Hayatımın acı gerçeklerinden biri de gecenin köründe beni uykumdan uyandıran bu baş ağrısının bir çözümü olmamasıydı.
Yaklaşık iki saattir kıvranıp duruyorum ve doktorumun verdiği ilaçlardan biri bile bu ağrıyı dindiremedi. Evin içinde biraz tur atmanın faydası olur diye düşünürken bu şiddetli ağrıyla ayağa kalkınca dengemi sağlayamadığımı farkettim. Bedenimi yeniden yatağa yerleştirdiğimde , çok severek aldığım avizemin rengi giderek soluklaşıyordu. Belki de bana öyle geliyordu. Bu durum artık garip olmaya başlamıştı. Kendimi çok yormamaya özen göstererek, başucumda duran telefonuma uzandım. Doktorumun tavsiyelerine ihtiyacım vardı. Tuş kilidine iki üç defa ısrarla bastım fakat telefonun ekranı bir türlü açılmıyordu.
Bir kaç uğraştan sonra bu sefer gece lambamı açmayı akıl edebildim. Yine başucuma uzanıp el yordamıyla lambanın düğmesini buldum. Fakat defalarca basmama rağmen odamı aydınlatan bır ışık hüzmesi yoktu.

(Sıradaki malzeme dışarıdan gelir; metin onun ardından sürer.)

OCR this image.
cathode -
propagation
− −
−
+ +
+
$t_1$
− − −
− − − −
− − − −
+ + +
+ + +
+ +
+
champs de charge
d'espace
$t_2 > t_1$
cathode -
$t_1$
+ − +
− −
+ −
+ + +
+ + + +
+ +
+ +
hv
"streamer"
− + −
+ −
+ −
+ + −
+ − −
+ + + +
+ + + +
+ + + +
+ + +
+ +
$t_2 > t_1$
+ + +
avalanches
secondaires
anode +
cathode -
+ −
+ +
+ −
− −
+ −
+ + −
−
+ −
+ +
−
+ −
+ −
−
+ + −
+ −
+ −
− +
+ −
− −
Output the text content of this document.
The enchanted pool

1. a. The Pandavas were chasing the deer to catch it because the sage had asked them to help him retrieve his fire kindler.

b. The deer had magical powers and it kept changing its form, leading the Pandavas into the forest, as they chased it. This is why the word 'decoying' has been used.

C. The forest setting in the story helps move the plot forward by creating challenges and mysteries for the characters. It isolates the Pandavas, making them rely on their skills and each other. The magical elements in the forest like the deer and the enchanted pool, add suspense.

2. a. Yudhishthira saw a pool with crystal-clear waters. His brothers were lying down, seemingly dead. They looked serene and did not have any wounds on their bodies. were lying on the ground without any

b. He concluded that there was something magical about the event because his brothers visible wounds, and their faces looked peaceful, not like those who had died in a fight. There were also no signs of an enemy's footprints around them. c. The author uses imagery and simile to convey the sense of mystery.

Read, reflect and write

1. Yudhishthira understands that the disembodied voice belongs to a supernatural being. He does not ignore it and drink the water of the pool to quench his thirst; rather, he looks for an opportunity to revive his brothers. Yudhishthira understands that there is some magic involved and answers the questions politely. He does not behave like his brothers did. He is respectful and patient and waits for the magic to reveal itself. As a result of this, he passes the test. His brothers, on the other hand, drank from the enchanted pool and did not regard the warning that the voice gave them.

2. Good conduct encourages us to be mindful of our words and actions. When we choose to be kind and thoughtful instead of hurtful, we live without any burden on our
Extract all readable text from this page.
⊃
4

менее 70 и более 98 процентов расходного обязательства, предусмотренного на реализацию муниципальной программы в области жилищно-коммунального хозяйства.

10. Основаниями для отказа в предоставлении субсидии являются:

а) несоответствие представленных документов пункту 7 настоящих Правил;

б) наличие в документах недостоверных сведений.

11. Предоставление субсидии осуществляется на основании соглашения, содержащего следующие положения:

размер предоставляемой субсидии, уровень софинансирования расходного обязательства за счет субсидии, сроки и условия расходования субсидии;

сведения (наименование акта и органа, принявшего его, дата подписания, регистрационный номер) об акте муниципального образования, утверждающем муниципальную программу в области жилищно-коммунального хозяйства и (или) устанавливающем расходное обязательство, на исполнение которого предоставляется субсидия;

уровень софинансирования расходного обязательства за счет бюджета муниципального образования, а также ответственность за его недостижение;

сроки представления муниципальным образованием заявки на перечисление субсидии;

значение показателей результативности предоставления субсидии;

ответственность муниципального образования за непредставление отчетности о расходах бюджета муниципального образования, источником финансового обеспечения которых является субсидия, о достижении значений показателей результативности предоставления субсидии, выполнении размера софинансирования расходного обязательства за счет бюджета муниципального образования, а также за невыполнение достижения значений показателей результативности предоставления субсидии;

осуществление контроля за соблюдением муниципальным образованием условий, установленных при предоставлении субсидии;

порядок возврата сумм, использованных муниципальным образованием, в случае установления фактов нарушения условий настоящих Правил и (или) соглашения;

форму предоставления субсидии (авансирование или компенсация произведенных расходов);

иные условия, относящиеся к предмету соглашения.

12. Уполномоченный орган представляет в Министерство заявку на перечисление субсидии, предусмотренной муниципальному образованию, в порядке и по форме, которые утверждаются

Gözlerimi sıkıca kapatıp tekrar açtığımda, gördüklerimin gri karanlık lekelerden ibaret olduğunu anlayınca taşlar yerine oturdu. Ne telefonda ne de lambada problem vardı. Asıl problem görüşümdeydi. Pekâlâ, panik yapmadan önce, şiddetli baş ağrılarımda görüntümün bulanıklaştığını zaten biliyordum. Fakat sadece görüntü bulanıklaşırdı. Şimdi ise görebildiğim hiçbir şey yoktu.
Endişelenmek istemiyordum. Bu durumun da diğerleri gibi geçici olduğuna kendimi inandırmak istiyordum. Ama başımın ağrısı hafiflemiyor daha da katlanılmaz hale geliyordu. İlk defa bir ev arkadaşı istemediğim için kendime çok kızdım. Yanımda, sevgili çok bilmiş doktoruma ulaşabilecek birilerinin olması ne de güzel olurdu. Artık ağrıdan gözlerimin durumunu pek umursamıyordum.
Bağırıp yardım çağırmayı düşündüm fakat sesimi duyurabileceğimden pek de emin değildim. Doktorum durumun psikolojik olduğunu sakin olursam bu gibi ağrıları ilaç kullanmadan atlatabileceğimi hep söylerdi. Ama uyumadan önce içtiğim ilanları düşünürsek böyle bir durumun yaşanması da hiç olası değildi.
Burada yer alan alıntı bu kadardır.